Entre 2002 et 2011, je me suis régulièrement rendu en Arménie et au Haut-Karabakh pour porter assistance aux civils touchés par la guerre. Au début, j'ai travaillé avec l'un des hôpitaux d'Erevan, puis j'ai commencé mon travail directement sur place dans le Haut-Karabakh. Comme je l'ai déjà mentionné, l'acupuncture fait partie des services que nous offrons et elle est très efficace pour apporter une aide réelle aux blessés de guerre, notamment pour les soulager de douleurs intenses. Il s'agit de la gestion de la douleur. Cela a été l'une de nos principales activités.

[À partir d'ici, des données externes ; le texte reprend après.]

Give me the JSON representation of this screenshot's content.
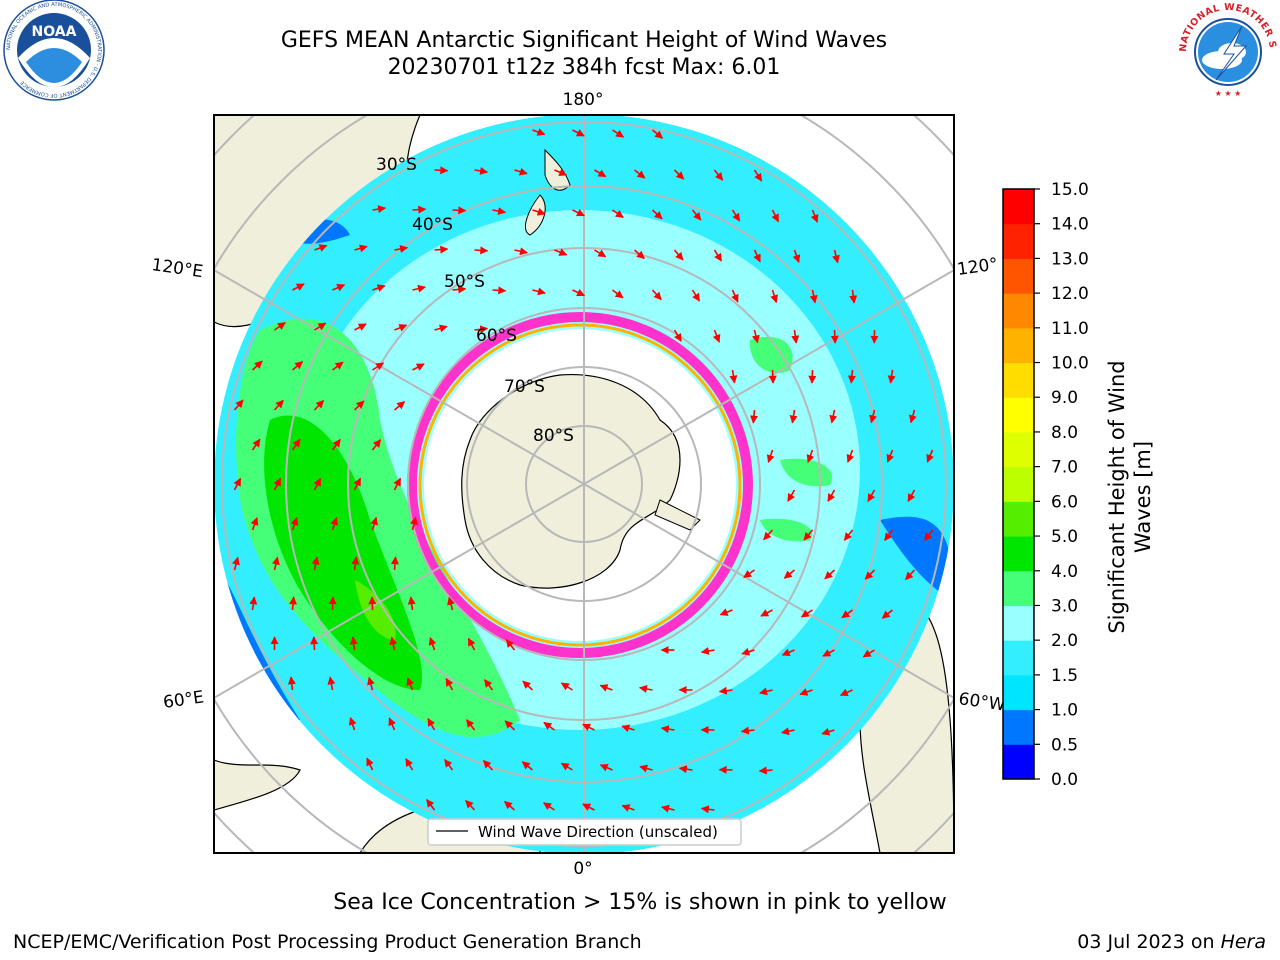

La reprise des hostilités au Haut-Karabakh le 27 septembre 2020, et l'aggravation de la situation humanitaire dans les mois qui ont suivi nous ont conduit à reprendre nos activités au Haut-Karabakh en 2020, en créant trois cliniques mobiles sur le même modèle qu'en Irak. Ainsi, au Haut-Karabagh, nous sommes présents sur les lignes de front, dans les zones grises où vivent les Arméniens sous protection russe. Il existe malheureusement un « désert médical » dans ces régions très dangereuses où vivent 30 000 Arméniens. Nos cliniques mobiles fournissent des soins aux familles résidant dans ces villages.
– Aurora soutient les héros des temps modernes comme vous, en soulignant leur travail vital sur le terrain. Que signifie pour vous faire partie de cette communauté ?
Avoir le soutien et la visibilité, grâce à une organisation comme la vôtre, est une marque de reconnaissance qui nous permet de planifier et de mettre en œuvre nos actions auprès des pouvoirs publics et des instances européennes en lien avec les droits de l'Homme. Il est très important de porter la voix des victimes au-delà des terres où elles souffrent et de travailler au processus de consolidation de la paix et de reconstruction avec l'aide de la communauté internationale.